Wathen also explains what we already suspected: she chose the more expensive Uber Black because the less expensive UberX was not available, and she knew that she was agreeing to a fare hike but did not know how much she would eventually be charged.
But it’s Wathen’s last paragraph that is the most interesting:
A staff writer for the City Paper, Edward Ericson Jr., has written about the perils of the “sharing economy” before as it pertains to Uber, and I’d recommend you read his piece and spread that around the internet instead.
So let’s read that, this afternoon. It’s titled The Desperate Hustle as a Way of Life, and begins:
Here is the future: nobody gets any job security.

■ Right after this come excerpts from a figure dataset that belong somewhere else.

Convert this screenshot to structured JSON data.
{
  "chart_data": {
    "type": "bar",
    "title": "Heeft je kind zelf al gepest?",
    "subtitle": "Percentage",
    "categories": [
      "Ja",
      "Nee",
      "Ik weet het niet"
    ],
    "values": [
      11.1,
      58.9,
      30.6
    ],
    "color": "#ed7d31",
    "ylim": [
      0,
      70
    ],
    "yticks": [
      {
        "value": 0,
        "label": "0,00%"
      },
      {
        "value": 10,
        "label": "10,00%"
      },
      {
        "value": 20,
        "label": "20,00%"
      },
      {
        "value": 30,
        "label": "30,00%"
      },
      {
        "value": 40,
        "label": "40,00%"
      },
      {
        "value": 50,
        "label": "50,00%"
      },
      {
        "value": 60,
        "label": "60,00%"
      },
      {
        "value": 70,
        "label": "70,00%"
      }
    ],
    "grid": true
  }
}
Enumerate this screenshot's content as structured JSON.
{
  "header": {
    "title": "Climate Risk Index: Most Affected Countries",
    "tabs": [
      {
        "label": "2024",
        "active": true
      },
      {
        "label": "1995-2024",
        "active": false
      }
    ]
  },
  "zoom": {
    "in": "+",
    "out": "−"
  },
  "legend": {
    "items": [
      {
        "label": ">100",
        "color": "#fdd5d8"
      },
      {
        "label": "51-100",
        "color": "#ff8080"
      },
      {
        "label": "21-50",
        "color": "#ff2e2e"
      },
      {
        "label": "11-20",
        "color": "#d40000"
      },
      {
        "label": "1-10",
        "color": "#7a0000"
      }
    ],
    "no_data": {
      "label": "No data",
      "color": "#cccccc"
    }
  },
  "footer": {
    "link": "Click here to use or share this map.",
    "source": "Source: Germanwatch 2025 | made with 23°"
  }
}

Nobody gets a fair wage while they have a job. Nobody gets a retirement fund or even any guarantee they’ll be able to eat tomorrow. And almost everyone is doing everything they can just to get by—and paying some substantial portion of their earnings to a pimp or “platform” which controls the business they are in. And ain’t life a grand adventure? Isn’t it all so fun?
Welcome to the Sharing Economy.
I loved the piece and am happy to follow Wathen’s suggestion and share it with you. If you share it with other people, remember that we are currently experiencing Surge Sharing and you must share it 9 times.